There are deep differences over the right approach to global warming
As U.S. President Barack Obama prepares to head to Copenhagen and the international climate change conference, members of Congress are weighing in with advice. There are deep differences over the right approach to global warming.
On a Sunday when the climate conference officially was on a break, the debate raged on in the United States.
On the Fox News Sunday television program, opposing views came to the fore.
On the one side: James Inhofe, a Republican Senator from Oklahoma, and a staunch opponent of energy legislation making its way through Congress. On the other: Congressman Edward Markey, a Massachusetts Democrat and co-author of the House version of the bill.
Inhofe was blunt, saying there is no way the president can pledge specific emission targets without approval from Congress. "The president can not do that. The emission reductions he is talking about are what you find in Markey's bill. And that is not going to happen," he said.
Inhofe has sworn to block the legislation Markey originally drafted in the House of Representatives from ever clearing the Senate and becoming law.
The measure includes complex formulas to encourage companies to cut emissions - formulas that conservatives like Inhofe believe would damage the U.S. economy and cost American jobs.
Markey says the legislation is long overdue and necessary to cut the emissions believed responsible for global warming. He said President Obama has the authority to make commitments in Copenhagen.

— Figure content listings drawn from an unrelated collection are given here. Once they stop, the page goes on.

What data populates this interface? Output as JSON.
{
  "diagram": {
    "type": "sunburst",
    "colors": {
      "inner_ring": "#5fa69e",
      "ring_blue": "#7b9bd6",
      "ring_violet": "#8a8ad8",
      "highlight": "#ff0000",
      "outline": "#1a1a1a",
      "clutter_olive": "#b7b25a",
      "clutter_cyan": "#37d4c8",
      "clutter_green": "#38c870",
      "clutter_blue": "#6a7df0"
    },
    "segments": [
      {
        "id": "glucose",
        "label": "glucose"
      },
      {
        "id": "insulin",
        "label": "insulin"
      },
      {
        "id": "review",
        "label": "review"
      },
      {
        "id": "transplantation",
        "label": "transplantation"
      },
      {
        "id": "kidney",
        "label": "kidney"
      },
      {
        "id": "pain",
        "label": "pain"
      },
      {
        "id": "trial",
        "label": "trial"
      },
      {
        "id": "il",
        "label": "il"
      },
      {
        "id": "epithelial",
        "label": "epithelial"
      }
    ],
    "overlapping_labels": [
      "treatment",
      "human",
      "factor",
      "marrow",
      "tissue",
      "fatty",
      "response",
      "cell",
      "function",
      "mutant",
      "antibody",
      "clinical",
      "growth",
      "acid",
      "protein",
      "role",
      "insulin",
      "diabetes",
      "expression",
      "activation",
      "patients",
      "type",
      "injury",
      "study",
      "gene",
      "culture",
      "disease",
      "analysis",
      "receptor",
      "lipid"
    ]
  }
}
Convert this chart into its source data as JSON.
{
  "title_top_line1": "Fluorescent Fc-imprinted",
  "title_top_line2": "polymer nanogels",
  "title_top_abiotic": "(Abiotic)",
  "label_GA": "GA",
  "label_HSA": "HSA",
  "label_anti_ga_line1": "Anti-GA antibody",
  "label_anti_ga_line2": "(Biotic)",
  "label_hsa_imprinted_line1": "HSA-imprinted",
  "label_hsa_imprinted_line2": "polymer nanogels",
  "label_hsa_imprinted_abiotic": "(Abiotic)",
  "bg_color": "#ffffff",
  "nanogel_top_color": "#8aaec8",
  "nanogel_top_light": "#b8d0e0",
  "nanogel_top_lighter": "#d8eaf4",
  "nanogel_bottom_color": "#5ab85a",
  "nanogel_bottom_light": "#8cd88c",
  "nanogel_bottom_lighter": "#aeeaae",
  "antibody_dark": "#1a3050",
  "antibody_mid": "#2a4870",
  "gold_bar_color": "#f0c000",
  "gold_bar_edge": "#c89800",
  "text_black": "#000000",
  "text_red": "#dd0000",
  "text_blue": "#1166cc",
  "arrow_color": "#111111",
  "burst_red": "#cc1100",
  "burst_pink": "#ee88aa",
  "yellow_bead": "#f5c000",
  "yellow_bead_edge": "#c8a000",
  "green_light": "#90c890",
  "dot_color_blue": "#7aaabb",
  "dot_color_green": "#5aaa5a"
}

Markey predicted an acceptable compromise will emerge in the Senate. He says the Environmental Protection Agency can take action on its own to cut emissions. "It is no longer a question of legislation or no legislation. It is now a question of legislation or regulation. The EPA can act," he said.
Markey also defended the president's right to offer aid to developing countries to help them shift away from fossil fuels to cleaner sources of energy. He said steps must and will be taken to make sure the money is spent wisely. "We will have to have very strong verification procedures that are put in place in order to make sure that this money is being spent in order to protect against dangerous global warming," he said.
Markey predicted the president will announce in Copenhagen the United States will provide $3-billion in assistance to developing countries to help combat climate change. But administration officials indicate Mr. Obama may not put forward a specific figure for U.S. aid, and may instead focus on a group effort by developed countries to provide short-term assistance.